Je ne suis pas rendu là! Il me reste encore beaucoup de choses à faire avant que ce soit réellement terminé. Mais je suis rassuré que nous ayons réussi une partie du pari, c'est-à-dire de le faire. Et même si nous avons fait de notre mieux, le reste ne nous appartient pas. C'est le public qui décidera, pas nous. C'est vrai que c'est un projet audacieux et exigeant. C’est après coup que je me suis rendu compte de son envergure! Je suis quelqu’un de très lucide, mais ça prend parfois une part d’inconscience pour faire les choses, sinon on ne les ferait jamais. Parallèlement à la série, il fallait monter un spectacle et un album. Les chansons originales de la série sont signées par mon ami Daniel Bélanger. Ça m’a rappelé de merveilleux souvenirs, moi qui ai produit huit albums et qui ai exercé comme producteur et manager pendant une quinzaine d’années. Si je n’avais pas fait tous ces métiers avant d’entreprendre ce projet, je crois que je serais mort au combat. Ça, j'en suis convaincu.

Photo : Eric Myre



Parlez-nous du contexte dans lequel s'installe la série...

Je voulais qu'on s'attache à de jeunes adultes qui assistent au concert de leur idole, INVO, qui revient d'une tournée européenne, et faire en sorte qu'on croie à son rayonnement à l'étranger. Pour y arriver, j'ai fait appel à Yves Aucoin, le concepteur visuel de Céline, qui m'accompagne dans cette aventure.
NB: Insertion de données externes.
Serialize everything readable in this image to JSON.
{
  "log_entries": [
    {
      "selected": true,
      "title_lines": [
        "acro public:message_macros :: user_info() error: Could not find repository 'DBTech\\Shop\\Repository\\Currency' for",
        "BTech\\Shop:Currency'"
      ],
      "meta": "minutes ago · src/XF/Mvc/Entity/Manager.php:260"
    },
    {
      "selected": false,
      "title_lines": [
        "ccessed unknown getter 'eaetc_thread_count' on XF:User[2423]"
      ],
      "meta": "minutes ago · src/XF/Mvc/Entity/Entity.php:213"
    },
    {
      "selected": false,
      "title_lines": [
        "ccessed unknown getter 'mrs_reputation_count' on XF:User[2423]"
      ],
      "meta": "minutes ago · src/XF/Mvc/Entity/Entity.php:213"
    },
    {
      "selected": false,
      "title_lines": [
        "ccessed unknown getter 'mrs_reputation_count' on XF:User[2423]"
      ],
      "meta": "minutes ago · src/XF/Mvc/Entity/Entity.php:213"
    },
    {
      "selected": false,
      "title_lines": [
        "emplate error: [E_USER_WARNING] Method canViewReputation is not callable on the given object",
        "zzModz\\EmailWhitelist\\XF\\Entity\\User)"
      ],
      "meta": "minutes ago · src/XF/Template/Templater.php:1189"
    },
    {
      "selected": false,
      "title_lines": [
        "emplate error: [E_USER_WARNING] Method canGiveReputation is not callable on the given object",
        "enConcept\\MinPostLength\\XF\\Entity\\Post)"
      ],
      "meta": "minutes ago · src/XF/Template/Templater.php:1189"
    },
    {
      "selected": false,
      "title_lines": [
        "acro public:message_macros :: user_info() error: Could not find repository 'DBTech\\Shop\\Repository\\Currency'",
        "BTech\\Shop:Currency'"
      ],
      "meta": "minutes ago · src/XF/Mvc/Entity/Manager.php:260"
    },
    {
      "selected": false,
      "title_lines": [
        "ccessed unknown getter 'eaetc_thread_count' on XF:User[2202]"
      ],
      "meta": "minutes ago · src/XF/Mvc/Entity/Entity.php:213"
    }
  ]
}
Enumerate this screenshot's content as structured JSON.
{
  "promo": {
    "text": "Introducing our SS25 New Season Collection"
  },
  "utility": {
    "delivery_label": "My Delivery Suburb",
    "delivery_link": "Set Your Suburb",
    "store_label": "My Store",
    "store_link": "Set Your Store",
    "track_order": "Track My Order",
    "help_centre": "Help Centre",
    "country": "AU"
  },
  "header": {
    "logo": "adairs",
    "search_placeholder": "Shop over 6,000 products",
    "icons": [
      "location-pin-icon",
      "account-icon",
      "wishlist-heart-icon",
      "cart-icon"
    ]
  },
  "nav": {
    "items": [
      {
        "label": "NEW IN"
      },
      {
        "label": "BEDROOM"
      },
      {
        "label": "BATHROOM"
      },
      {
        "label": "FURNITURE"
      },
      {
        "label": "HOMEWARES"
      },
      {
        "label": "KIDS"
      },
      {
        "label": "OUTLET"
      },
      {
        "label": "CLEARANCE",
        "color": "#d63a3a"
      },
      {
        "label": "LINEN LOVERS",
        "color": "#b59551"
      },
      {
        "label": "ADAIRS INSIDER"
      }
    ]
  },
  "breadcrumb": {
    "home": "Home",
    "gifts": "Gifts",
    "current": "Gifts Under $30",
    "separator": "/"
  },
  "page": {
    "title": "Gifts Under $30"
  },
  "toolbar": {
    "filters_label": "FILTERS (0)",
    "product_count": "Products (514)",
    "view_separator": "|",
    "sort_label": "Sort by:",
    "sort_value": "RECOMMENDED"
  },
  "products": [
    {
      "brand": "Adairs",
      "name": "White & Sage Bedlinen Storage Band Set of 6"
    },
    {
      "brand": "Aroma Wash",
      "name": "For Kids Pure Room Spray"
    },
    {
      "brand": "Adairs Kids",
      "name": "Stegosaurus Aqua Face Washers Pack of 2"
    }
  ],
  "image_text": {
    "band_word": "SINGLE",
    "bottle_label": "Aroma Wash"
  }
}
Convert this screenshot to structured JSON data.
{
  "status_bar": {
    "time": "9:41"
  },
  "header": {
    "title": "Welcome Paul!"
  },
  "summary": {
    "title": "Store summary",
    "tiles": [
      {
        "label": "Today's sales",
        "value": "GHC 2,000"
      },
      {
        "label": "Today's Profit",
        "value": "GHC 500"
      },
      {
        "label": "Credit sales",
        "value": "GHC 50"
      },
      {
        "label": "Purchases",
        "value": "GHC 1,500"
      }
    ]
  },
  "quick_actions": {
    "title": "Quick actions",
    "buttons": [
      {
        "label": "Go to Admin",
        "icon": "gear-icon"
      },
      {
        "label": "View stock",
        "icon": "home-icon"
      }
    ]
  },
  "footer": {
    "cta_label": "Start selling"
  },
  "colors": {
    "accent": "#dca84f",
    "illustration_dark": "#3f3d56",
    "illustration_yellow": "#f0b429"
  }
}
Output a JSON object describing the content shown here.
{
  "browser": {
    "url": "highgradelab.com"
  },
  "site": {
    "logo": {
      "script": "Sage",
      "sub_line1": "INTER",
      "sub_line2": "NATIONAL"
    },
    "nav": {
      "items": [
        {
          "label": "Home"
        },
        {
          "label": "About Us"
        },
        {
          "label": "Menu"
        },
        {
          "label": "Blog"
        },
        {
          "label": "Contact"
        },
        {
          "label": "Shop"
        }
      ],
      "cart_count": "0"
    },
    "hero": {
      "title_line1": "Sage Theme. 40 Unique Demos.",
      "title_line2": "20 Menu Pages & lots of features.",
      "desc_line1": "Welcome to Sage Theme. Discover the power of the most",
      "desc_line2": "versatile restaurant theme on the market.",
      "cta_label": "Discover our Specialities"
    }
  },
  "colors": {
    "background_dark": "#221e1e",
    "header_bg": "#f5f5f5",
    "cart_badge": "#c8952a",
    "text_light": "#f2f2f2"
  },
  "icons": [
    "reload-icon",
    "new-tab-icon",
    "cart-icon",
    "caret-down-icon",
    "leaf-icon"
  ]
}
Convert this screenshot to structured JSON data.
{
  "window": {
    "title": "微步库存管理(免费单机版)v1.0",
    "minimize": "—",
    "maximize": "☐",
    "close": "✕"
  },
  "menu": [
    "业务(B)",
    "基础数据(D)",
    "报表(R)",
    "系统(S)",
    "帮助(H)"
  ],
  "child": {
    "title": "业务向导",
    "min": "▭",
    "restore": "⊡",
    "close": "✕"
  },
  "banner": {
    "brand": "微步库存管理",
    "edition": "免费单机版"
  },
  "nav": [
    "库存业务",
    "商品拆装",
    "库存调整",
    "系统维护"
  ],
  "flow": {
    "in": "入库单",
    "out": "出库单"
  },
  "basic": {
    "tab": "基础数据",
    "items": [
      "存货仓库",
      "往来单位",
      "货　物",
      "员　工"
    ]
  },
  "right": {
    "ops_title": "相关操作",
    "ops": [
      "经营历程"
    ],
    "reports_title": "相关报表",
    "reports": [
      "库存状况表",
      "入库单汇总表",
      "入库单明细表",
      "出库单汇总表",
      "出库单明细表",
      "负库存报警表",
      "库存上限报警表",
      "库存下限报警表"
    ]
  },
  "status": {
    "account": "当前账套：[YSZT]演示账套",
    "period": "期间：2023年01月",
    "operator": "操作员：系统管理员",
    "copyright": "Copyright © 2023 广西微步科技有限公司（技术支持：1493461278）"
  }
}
J'ai ajouté 14 vrais musiciens sur la scène pour qu'on fasse «Wow!» Puis la candeur et l'innocence de cette soirée anéanties par une tragédie.On verra les trois périodes, avant, pendant et après l’événement, pour mieux comprendre comment ça a pu arriver et pourquoi. 

Puisque le projet est très attendu, cela ajoute-t-il à votre stress?
Oui, sans aucun doute. Ce projet est le plus gros de ma vie et il posait des enjeux singuliers, compte tenu du peu de temps que nous avions pour le monter. Je crois à l’addition des talents et, dans ce cas-ci, c’était plus que nécessaire. On n’est rien sans les autres. Les gens pensent que je suis sûr de moi, mais ce n’est pas toujours le cas. En tant que leader, ma responsabilité dans la vie consiste à ne pas semer le doute dans la tête des gens, mais d’entendre leurs doutes, s’ils en ont, et de ne jamais perdre mon objectif de vue. Je suis constamment dans le doute, mais il ne m’écrase jamais. Au contraire, il me propulse et me fait voir les détails et l’ensemble d’un projet.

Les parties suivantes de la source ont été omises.